In exchange, you are assigned to a doctor (you don’t get to chooses) and are entitled to expeditious appointments – provided you really want them. Their phone line is perpetually busy, and they only care to listen to you on the emergency line if you make horrible death rattle sounds and utter a few words such as “aneurysmal rupture”, “cerebral oedema” or « Ebola ». If in desperation you take on yourself to go to the surgery personally – crawling, cycling or by taxi – the answer you’ll most probably get is “call back later”. Kafka, here we come. But don’t worry, if any serious problem occurs, you can always resort to … the A&E.

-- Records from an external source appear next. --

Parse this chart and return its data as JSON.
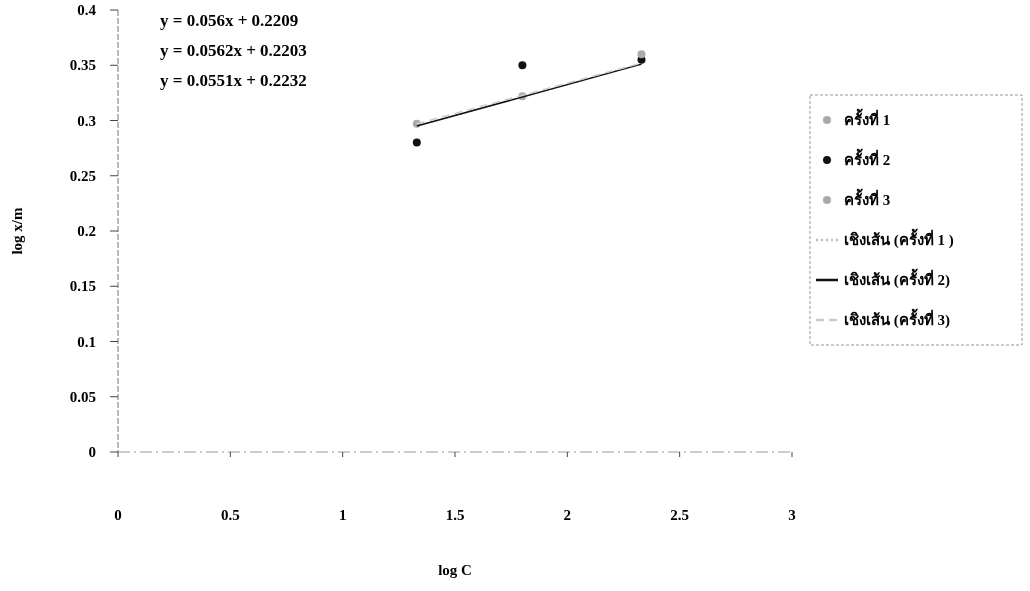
{
  "chart_data": {
    "type": "scatter",
    "xlabel": "log C",
    "ylabel": "log x/m",
    "xlim": [
      0,
      3
    ],
    "xticks": [
      0,
      0.5,
      1,
      1.5,
      2,
      2.5,
      3
    ],
    "ylim": [
      0,
      0.4
    ],
    "yticks": [
      0,
      0.05,
      0.1,
      0.15,
      0.2,
      0.25,
      0.3,
      0.35,
      0.4
    ],
    "grid": false,
    "legend": "right",
    "annotations": [
      "y = 0.056x + 0.2209",
      "y = 0.0562x + 0.2203",
      "y = 0.0551x + 0.2232"
    ],
    "series": [
      {
        "name": "ครั้งที่ 1",
        "marker": "circle",
        "color": "#aaaaaa"
      },
      {
        "name": "ครั้งที่ 2",
        "marker": "circle",
        "color": "#111111",
        "x": [
          1.33,
          1.8,
          2.33
        ],
        "values": [
          0.28,
          0.35,
          0.355
        ]
      },
      {
        "name": "ครั้งที่ 3",
        "marker": "circle",
        "color": "#aaaaaa",
        "x": [
          1.33,
          1.8,
          2.33
        ],
        "values": [
          0.297,
          0.322,
          0.36
        ]
      },
      {
        "name": "เชิงเส้น (ครั้งที่ 1 )",
        "type": "line",
        "line_style": "dotted",
        "color": "#bbbbbb",
        "x": [
          1.33,
          2.33
        ],
        "values": [
          0.295,
          0.351
        ]
      },
      {
        "name": "เชิงเส้น (ครั้งที่ 2)",
        "type": "line",
        "line_style": "solid",
        "color": "#111111",
        "x": [
          1.33,
          2.33
        ],
        "values": [
          0.295,
          0.351
        ]
      },
      {
        "name": "เชิงเส้น (ครั้งที่ 3)",
        "type": "line",
        "line_style": "dashed",
        "color": "#cccccc",
        "x": [
          1.33,
          2.33
        ],
        "values": [
          0.297,
          0.352
        ]
      }
    ]
  }
}
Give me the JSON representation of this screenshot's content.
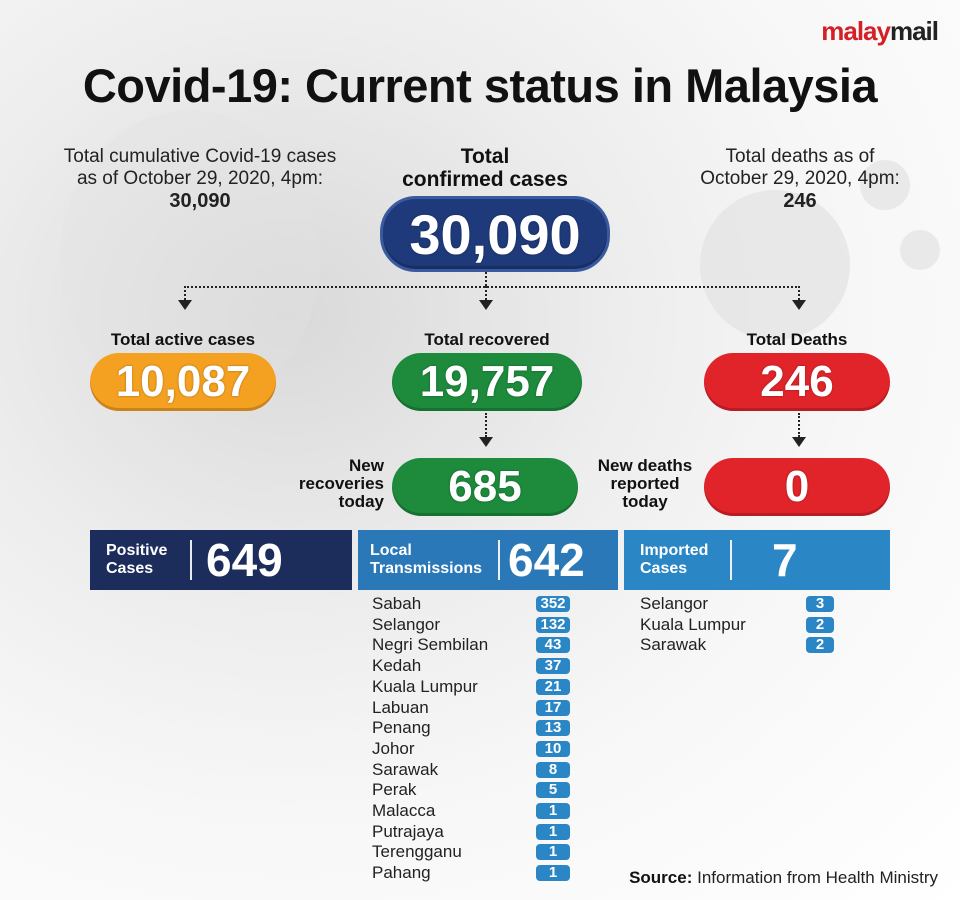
{
  "logo": {
    "part1": "malay",
    "part2": "mail"
  },
  "title": "Covid-19: Current status in Malaysia",
  "cumulative": {
    "line1": "Total cumulative Covid-19 cases",
    "line2": "as of October 29, 2020, 4pm:",
    "value": "30,090"
  },
  "confirmed": {
    "line1": "Total",
    "line2": "confirmed cases",
    "value": "30,090"
  },
  "deaths_info": {
    "line1": "Total deaths as of",
    "line2": "October 29, 2020, 4pm:",
    "value": "246"
  },
  "active": {
    "label": "Total active cases",
    "value": "10,087"
  },
  "recovered": {
    "label": "Total recovered",
    "value": "19,757"
  },
  "total_deaths": {
    "label": "Total Deaths",
    "value": "246"
  },
  "new_recoveries": {
    "line1": "New",
    "line2": "recoveries",
    "line3": "today",
    "value": "685"
  },
  "new_deaths": {
    "line1": "New deaths",
    "line2": "reported",
    "line3": "today",
    "value": "0"
  },
  "positive": {
    "line1": "Positive",
    "line2": "Cases",
    "value": "649"
  },
  "local": {
    "line1": "Local",
    "line2": "Transmissions",
    "value": "642"
  },
  "imported": {
    "line1": "Imported",
    "line2": "Cases",
    "value": "7"
  },
  "local_list": [
    {
      "state": "Sabah",
      "count": "352"
    },
    {
      "state": "Selangor",
      "count": "132"
    },
    {
      "state": "Negri Sembilan",
      "count": "43"
    },
    {
      "state": "Kedah",
      "count": "37"
    },
    {
      "state": "Kuala Lumpur",
      "count": "21"
    },
    {
      "state": "Labuan",
      "count": "17"
    },
    {
      "state": "Penang",
      "count": "13"
    },
    {
      "state": "Johor",
      "count": "10"
    },
    {
      "state": "Sarawak",
      "count": "8"
    },
    {
      "state": "Perak",
      "count": "5"
    },
    {
      "state": "Malacca",
      "count": "1"
    },
    {
      "state": "Putrajaya",
      "count": "1"
    },
    {
      "state": "Terengganu",
      "count": "1"
    },
    {
      "state": "Pahang",
      "count": "1"
    }
  ],
  "imported_list": [
    {
      "state": "Selangor",
      "count": "3"
    },
    {
      "state": "Kuala Lumpur",
      "count": "2"
    },
    {
      "state": "Sarawak",
      "count": "2"
    }
  ],
  "source": {
    "label": "Source:",
    "text": "Information from Health Ministry"
  },
  "colors": {
    "navy": "#1c2d5c",
    "blue": "#2a86c5",
    "orange": "#f4a020",
    "green": "#1d8a3c",
    "red": "#e0242a"
  }
}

That said, one should not throw the baby out with the bathwater of NHS shortcomings. First, GP consultations are “free” – provided you are signed up – : you only pay a fairly cheap fee for them once you go to fetch your prescription at the chemist’s. Furthermore, the hospital staff, as overwhelmed as they might be, are generally friendly and do their job.

However, if you go to Britain and are no millionaire, let me give you a piece of advice: don’t have any tooth issues. Ever. Because if such is your case, well, you can either go to a private dentist’s with a platinum bar, or go for an NHS dentist. But then, you’d better instead ask your eighty-year-old, Parkinson’s affected neighbour to fix your tooth: the treatment will be much faster, and not necessarily worse.